One voice spoke out strongly against the insanity ruling. Dr. Karl Menninger, renowned psychiatrist, lamented that the insanity ruling made the causes of Izola Curry’s violence invisible. The ruling, in effect, “disappeared” her by secreting her away into a mental institution, where she, with many others unlike her, would no longer complicate the lives of those in the mainstream. If Izola Curry heard voices telling her to stab Martin Luther King, these voices were not those of ordinary folk. She was born and raised on planet earth, but she had to be from somewhere else.

Dr. Menninger was of the opinion that she was indeed like many of us––expressing her sense of oppression in racial terms not unlike those resorted to by blacks and whites alike. The oppressed, he believed, tend to take on the characteristics of their oppressors, and the violence Izola Curry did is what any number of individuals not deemed insane predictably do when under unusual stress for reasons they don’t fully understand. To declare her insane denied not only her, but us, a deeper understanding of why violence occurs.

If what Dr. Menninger said is true, not only of Izola Curry but of the many in society who feel alienated, frustrated, resentful, and depressed, we should expect the level of violence in a society to be proportional to the numbers and intensity levels of those who feel oppressed. In a polarizing society such as ours in which people with clashing belief systems attack each other with righteous disrespect, the sense of oppression is likely to be felt on all sides. When we add to the mix millions of guns we should not be surprised at the spontaneity, destructive power, and frequency of widening outbursts of social suicide. People kill people, and guns kill people, especially since killing is easier to do with guns than with, say, clubs or knives. And because it’s easier to kill people with guns, it’s also easier to do more of it when a lot of people are at each others’ throats.

It’s easy to demonize perpetrators of violence after the fact, and to label the worst insane. But this label also demonizes the millions of mentally disabled individuals who never perform violence and are often victimized by it. It also gets us off the hook, separating the violent from our personal responsibility for them and from the world we have been making for ourselves and children. Killers are our children too––born naked and innocent into the world we have made for them. This in basic ways is an ugly world––twisted toward the justification of killing and torture in a nation perpetually at war, profiting from entertainments that glorify violence, terrorizing its own citizenry with unrealistic fears, demoralizing it with cynicism and greed, and failing to provide institutional support for the needy and confused.

This ugly culture is pervasive.
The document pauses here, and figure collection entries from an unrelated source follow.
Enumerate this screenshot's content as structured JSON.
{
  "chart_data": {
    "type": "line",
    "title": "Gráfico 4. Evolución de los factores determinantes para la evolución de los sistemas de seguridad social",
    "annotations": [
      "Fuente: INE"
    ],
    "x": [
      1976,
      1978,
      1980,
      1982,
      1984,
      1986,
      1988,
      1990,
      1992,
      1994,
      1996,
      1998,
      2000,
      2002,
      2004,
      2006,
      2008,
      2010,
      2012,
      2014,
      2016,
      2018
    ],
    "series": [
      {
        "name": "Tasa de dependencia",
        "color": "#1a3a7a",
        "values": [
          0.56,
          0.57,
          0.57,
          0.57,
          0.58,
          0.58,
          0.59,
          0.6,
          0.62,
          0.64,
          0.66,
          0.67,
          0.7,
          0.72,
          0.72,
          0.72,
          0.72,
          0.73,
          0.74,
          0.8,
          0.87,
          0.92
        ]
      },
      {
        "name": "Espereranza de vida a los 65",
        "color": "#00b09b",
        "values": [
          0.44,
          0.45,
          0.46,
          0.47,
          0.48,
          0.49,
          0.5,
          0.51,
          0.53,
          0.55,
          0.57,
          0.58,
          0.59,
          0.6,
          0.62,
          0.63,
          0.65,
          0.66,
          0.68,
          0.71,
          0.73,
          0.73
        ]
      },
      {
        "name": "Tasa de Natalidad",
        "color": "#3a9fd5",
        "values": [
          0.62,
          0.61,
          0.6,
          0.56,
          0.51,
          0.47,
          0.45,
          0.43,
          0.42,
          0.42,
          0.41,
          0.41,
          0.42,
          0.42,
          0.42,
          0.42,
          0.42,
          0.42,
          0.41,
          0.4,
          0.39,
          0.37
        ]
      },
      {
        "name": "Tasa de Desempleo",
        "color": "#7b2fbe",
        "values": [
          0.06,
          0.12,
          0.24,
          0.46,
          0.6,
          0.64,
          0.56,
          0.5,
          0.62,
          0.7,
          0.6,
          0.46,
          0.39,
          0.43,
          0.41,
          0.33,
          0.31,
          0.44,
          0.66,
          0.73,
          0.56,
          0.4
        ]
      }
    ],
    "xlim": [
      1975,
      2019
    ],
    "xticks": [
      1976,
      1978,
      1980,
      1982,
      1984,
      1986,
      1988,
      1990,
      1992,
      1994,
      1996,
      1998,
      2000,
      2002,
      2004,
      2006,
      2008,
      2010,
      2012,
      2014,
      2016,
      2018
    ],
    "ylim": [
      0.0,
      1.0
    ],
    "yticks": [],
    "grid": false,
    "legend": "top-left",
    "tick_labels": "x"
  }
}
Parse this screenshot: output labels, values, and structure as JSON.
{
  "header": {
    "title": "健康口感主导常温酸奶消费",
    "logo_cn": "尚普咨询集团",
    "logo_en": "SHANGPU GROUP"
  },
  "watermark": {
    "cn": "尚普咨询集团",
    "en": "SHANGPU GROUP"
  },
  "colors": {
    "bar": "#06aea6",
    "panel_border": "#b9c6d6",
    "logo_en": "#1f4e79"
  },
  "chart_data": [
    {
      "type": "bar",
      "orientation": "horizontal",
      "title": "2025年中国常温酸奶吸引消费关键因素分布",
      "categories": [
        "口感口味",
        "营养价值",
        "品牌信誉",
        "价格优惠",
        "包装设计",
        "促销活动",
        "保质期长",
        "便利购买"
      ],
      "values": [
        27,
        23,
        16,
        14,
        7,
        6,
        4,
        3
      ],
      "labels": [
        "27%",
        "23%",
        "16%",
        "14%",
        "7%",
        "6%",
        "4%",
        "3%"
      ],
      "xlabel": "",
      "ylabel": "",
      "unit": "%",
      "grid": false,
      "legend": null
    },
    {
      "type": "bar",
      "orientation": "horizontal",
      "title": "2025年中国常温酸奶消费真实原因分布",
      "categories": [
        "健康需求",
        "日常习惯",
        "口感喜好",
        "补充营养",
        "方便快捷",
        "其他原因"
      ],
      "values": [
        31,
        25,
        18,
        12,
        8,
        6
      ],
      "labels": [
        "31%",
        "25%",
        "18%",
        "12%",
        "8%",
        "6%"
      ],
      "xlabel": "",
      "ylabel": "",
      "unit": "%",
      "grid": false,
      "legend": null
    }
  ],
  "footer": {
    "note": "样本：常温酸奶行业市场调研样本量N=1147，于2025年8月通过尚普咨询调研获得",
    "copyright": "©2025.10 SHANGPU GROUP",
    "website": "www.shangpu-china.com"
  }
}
It is also ours, and some would call it “insane.” We have bought and paid for it, and as we complain about tax increases we keep paying the terrible costs we inflict on ourselves by producing and purchasing the products that create the ugliness.

We have not yet developed the wisdom and will needed to minimize the influence of the nastiness we continue to purchase and promote. There are other, better, voices too, also ours but too seldom heard. Following Izola Curry’s attempt on his life Martin Luther King issued a public statement lamenting that she might have injured herself in seeking to injure him. “I can say, in all sincerity, that I bear no bitterness toward her,” he wrote. What he wanted for her was to “receive the necessary treatment” so that her “disorganized personality need not become a menace to any man.”